Le grand ogre me regarda d’un air penaud.
— La guerre n’aura pas lieu, Guénolé. Vous pouvez aller vous reposer. Vous avez l’air d’en avoir besoin.
Dehors, le soleil touchait à son zénith, et laissait filtrer à travers les fenêtres de son bureau des rayons se reflétant sur son armure en cuivre.
J’étais las, très las. Seul une bataille sanglante aurait pu me sortir de cet état. Pour tout dire, je l’attendais avec impatience cette guerre. C’est pourquoi sa nouvelle me fit l’effet d’un coup de massue.
Et c’était vrai : le matin même, ma femme fidèle et dévouée m’avait paré de ma plus belle chemise blanche afin qu’elle pût être teintée du sang de mes ennemis.
— Oui bah, je suis désolé, hein. Je sais, c'est pas de chance. Moi aussi, j’aurais bien aimé.
— Vous ? Vous ?! La dernière fois que nous avons combattu nos ennemis du bâtiment voisin, vous avez fui juste après la bataille pour éviter la paperasserie à envoyer aux familles des défunts, maugréai-je dans ma barbe.
Sur ces mots, le grand ogre se leva doucement de sa chaise inclinable. La lumière des néons commença à clignoter faiblement. Soudain, une violente bourrasque entra en sifflant dans la pièce, renversant tout sur son passage. Des comptes-rendus de réunion valsaient devant mes yeux hagards...
Puis son ombre envahit la pièce. Et tout ce qui était gris devint sombre. Et tout ce qui était sombre était perdu.
Je sortis en courant du bureau, et referma la porte d’un coup avant que ma vie et mon âme y fussent aspirées.
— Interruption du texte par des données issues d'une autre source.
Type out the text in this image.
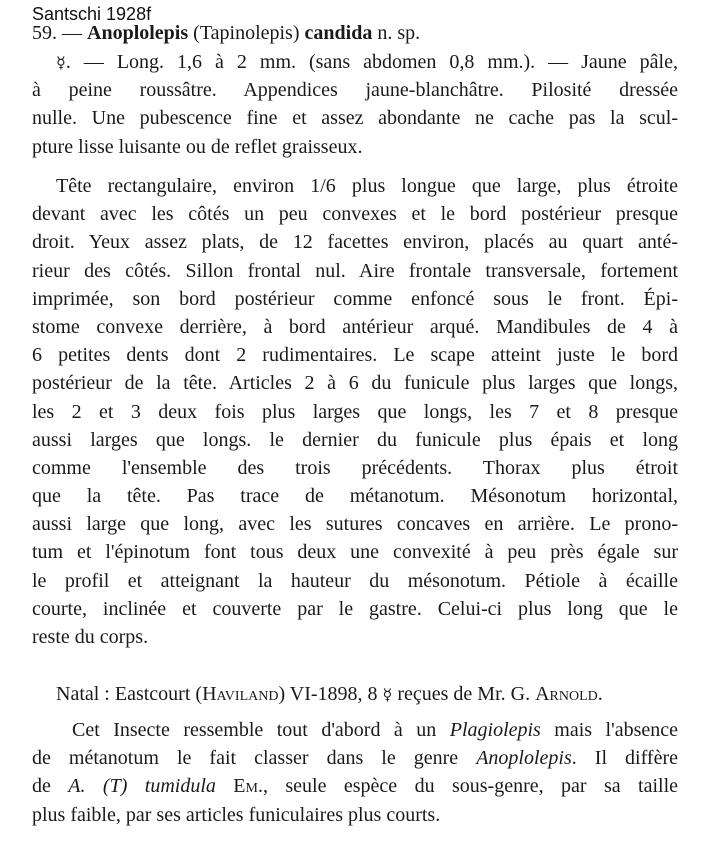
Santschi 1928f
59. — Anoplolepis (Tapinolepis) candida n. sp.
☿. — Long. 1,6 à 2 mm. (sans abdomen 0,8 mm.). — Jaune pâle,
à peine roussâtre. Appendices jaune-blanchâtre. Pilosité dressée
nulle. Une pubescence fine et assez abondante ne cache pas la scul-
pture lisse luisante ou de reflet graisseux.
Tête rectangulaire, environ 1/6 plus longue que large, plus étroite
devant avec les côtés un peu convexes et le bord postérieur presque
droit. Yeux assez plats, de 12 facettes environ, placés au quart anté-
rieur des côtés. Sillon frontal nul. Aire frontale transversale, fortement
imprimée, son bord postérieur comme enfoncé sous le front. Épi-
stome convexe derrière, à bord antérieur arqué. Mandibules de 4 à
6 petites dents dont 2 rudimentaires. Le scape atteint juste le bord
postérieur de la tête. Articles 2 à 6 du funicule plus larges que longs,
les 2 et 3 deux fois plus larges que longs, les 7 et 8 presque
aussi larges que longs. le dernier du funicule plus épais et long
comme l'ensemble des trois précédents. Thorax plus étroit
que la tête. Pas trace de métanotum. Mésonotum horizontal,
aussi large que long, avec les sutures concaves en arrière. Le prono-
tum et l'épinotum font tous deux une convexité à peu près égale sur
le profil et atteignant la hauteur du mésonotum. Pétiole à écaille
courte, inclinée et couverte par le gastre. Celui-ci plus long que le
reste du corps.
Natal : Eastcourt (Haviland) VI-1898, 8 ☿ reçues de Mr. G. Arnold.
Cet Insecte ressemble tout d'abord à un Plagiolepis mais l'absence
de métanotum le fait classer dans le genre Anoplolepis. Il diffère
de A. (T) tumidula Em., seule espèce du sous-genre, par sa taille
plus faible, par ses articles funiculaires plus courts.
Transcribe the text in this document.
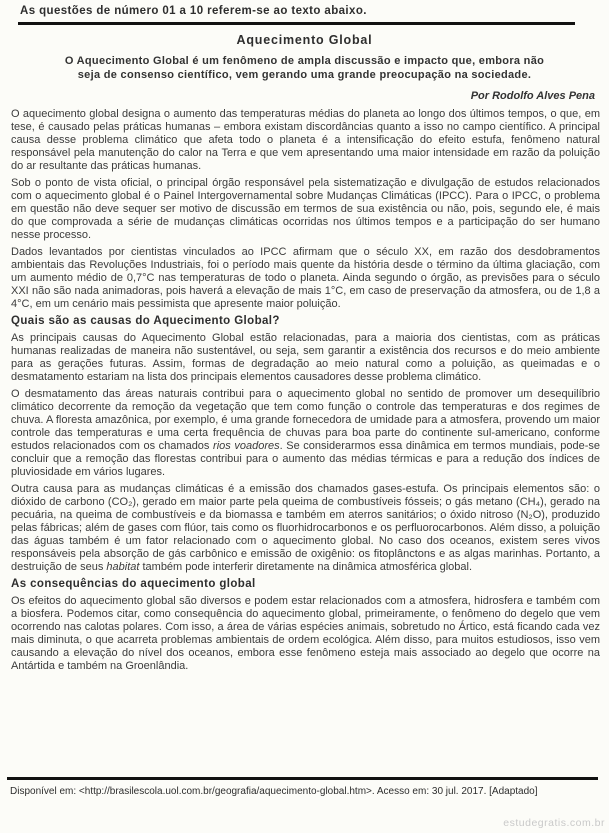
As questões de número 01 a 10 referem-se ao texto abaixo.
Aquecimento Global
O Aquecimento Global é um fenômeno de ampla discussão e impacto que, embora não seja de consenso científico, vem gerando uma grande preocupação na sociedade.
Por Rodolfo Alves Pena

O aquecimento global designa o aumento das temperaturas médias do planeta ao longo dos últimos tempos, o que, em tese, é causado pelas práticas humanas – embora existam discordâncias quanto a isso no campo científico. A principal causa desse problema climático que afeta todo o planeta é a intensificação do efeito estufa, fenômeno natural responsável pela manutenção do calor na Terra e que vem apresentando uma maior intensidade em razão da poluição do ar resultante das práticas humanas.

Sob o ponto de vista oficial, o principal órgão responsável pela sistematização e divulgação de estudos relacionados com o aquecimento global é o Painel Intergovernamental sobre Mudanças Climáticas (IPCC). Para o IPCC, o problema em questão não deve sequer ser motivo de discussão em termos de sua existência ou não, pois, segundo ele, é mais do que comprovada a série de mudanças climáticas ocorridas nos últimos tempos e a participação do ser humano nesse processo.

Dados levantados por cientistas vinculados ao IPCC afirmam que o século XX, em razão dos desdobramentos ambientais das Revoluções Industriais, foi o período mais quente da história desde o término da última glaciação, com um aumento médio de 0,7°C nas temperaturas de todo o planeta. Ainda segundo o órgão, as previsões para o século XXI não são nada animadoras, pois haverá a elevação de mais 1°C, em caso de preservação da atmosfera, ou de 1,8 a 4°C, em um cenário mais pessimista que apresente maior poluição.

Quais são as causas do Aquecimento Global?

As principais causas do Aquecimento Global estão relacionadas, para a maioria dos cientistas, com as práticas humanas realizadas de maneira não sustentável, ou seja, sem garantir a existência dos recursos e do meio ambiente para as gerações futuras. Assim, formas de degradação ao meio natural como a poluição, as queimadas e o desmatamento estariam na lista dos principais elementos causadores desse problema climático.

O desmatamento das áreas naturais contribui para o aquecimento global no sentido de promover um desequilíbrio climático decorrente da remoção da vegetação que tem como função o controle das temperaturas e dos regimes de chuva. A floresta amazônica, por exemplo, é uma grande fornecedora de umidade para a atmosfera, provendo um maior controle das temperaturas e uma certa frequência de chuvas para boa parte do continente sul-americano, conforme estudos relacionados com os chamados rios voadores. Se considerarmos essa dinâmica em termos mundiais, pode-se concluir que a remoção das florestas contribui para o aumento das médias térmicas e para a redução dos índices de pluviosidade em vários lugares.

Outra causa para as mudanças climáticas é a emissão dos chamados gases-estufa. Os principais elementos são: o dióxido de carbono (CO₂), gerado em maior parte pela queima de combustíveis fósseis; o gás metano (CH₄), gerado na pecuária, na queima de combustíveis e da biomassa e também em aterros sanitários; o óxido nitroso (N₂O), produzido pelas fábricas; além de gases com flúor, tais como os fluorhidrocarbonos e os perfluorocarbonos. Além disso, a poluição das águas também é um fator relacionado com o aquecimento global. No caso dos oceanos, existem seres vivos responsáveis pela absorção de gás carbônico e emissão de oxigênio: os fitoplânctons e as algas marinhas. Portanto, a destruição de seus habitat também pode interferir diretamente na dinâmica atmosférica global.

As consequências do aquecimento global

Os efeitos do aquecimento global são diversos e podem estar relacionados com a atmosfera, hidrosfera e também com a biosfera. Podemos citar, como consequência do aquecimento global, primeiramente, o fenômeno do degelo que vem ocorrendo nas calotas polares. Com isso, a área de várias espécies animais, sobretudo no Ártico, está ficando cada vez mais diminuta, o que acarreta problemas ambientais de ordem ecológica. Além disso, para muitos estudiosos, isso vem causando a elevação do nível dos oceanos, embora esse fenômeno esteja mais associado ao degelo que ocorre na Antártida e também na Groenlândia.

Disponível em: <http://brasilescola.uol.com.br/geografia/aquecimento-global.htm>. Acesso em: 30 jul. 2017. [Adaptado]
estudegratis.com.br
Quand je repris mes esprits, je vis mes fidèles macaques devant moi. Les pauvres... Peut-être croyaient-ils encore que j’allais pouvoir les mener au combat...
Je ne prie même pas la peine de lui répondre. L’ignorance est une bénédiction ; et peut-être pourra-t-il ne jamais se rendre compte de cette perte, et continuer à faire ses tableurs Excel avec la sérénité qui est la sienne, et dont je lui sais gré.
Depuis ce moment, je marche dans les couloirs. Je me nourris de barres chocolatées, et fais des haltes aux points d’eau, bien avant l’aube, bien avant que la faune ne vienne s’abreuver, pour être seul, enfin.